Quando se fala em democratização no gerenciamento organizacional, você encontrará termos como “administração participativa”, “gestão horizontal” e “organizações de hierarquia mínima”. Não importa, falamos da mesma coisa: o compartilhamento de ideias, decisões, soluções e criações.

As grandes empresas globais adotam isso, que são os modelos baseados no que fazem  “Google” ou da “Netflix”, mostrando como chefes e subordinados se relacionam beirando a informalidade e dividem a cumplicidade de ações.

Pois bem: na Revista Pequenas Empresas & Grandes Negócios (Julho/2018), em matéria de Lara Silbiger, o assunto é tratado bem didático.

Por exemplo: “administrar compartilhando” seria ideal para empresas que…:

  1. Confia nos funcionários.
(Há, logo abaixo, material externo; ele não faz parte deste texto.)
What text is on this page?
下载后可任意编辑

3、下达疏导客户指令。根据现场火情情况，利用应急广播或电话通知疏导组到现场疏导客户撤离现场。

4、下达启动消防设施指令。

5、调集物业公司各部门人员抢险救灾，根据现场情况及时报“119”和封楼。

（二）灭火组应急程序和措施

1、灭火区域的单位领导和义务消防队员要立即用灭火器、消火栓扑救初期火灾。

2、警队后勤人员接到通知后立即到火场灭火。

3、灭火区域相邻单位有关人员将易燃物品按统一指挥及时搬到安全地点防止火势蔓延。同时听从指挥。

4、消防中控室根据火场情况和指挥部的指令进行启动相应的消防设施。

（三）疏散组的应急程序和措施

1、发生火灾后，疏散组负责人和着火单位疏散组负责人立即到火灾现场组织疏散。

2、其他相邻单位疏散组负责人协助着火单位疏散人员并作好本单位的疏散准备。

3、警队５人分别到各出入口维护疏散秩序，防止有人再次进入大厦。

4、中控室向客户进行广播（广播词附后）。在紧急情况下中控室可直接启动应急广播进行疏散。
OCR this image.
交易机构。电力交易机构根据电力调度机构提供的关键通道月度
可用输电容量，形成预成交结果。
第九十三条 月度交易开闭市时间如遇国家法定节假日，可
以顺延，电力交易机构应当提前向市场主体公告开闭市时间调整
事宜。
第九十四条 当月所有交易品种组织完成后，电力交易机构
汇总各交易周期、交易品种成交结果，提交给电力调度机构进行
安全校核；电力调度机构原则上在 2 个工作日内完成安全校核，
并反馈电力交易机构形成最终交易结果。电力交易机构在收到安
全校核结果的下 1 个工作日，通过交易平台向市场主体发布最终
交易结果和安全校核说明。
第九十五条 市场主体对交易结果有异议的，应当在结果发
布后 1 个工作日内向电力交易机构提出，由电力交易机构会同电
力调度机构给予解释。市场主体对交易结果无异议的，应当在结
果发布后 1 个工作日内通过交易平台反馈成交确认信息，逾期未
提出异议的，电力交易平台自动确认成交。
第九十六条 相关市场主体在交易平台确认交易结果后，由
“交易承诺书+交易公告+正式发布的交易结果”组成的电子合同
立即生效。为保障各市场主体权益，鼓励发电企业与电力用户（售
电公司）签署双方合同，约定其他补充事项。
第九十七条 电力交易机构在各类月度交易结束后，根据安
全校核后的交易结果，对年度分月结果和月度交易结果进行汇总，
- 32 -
Para abrir mão do controle tradicional, o empreendedor precisa ver os empregados como pessoas responsáveis, criativas e capazes de tomar decisões.
  2. Estão dispostas a apostar na distribuição das atividades de gestão entre equipes habilitadas e definir prioridades a planejar e a tomar decisões.
  3. Investem no engajamento e na formação de pessoas, uma vez que a adesão à gestão descentralizadas pressupõe uma chuva de aprendizagem.
  4. Adotam avaliações de desemprenho e reuniões de Feedback para fazer uma leitura mais precisa de quanto cada pessoa colabora para os resultados.
  5. Estão dispostas a discutir se a remuneração dos funcionários reflete, na mesma proporção, o valor que eles agregam aos resultados do negócio.
  6. Têm como alicerce uma gestão baseada em princípios de governança, como ética, responsabilidade, compliance e respeito à sustentabilidade.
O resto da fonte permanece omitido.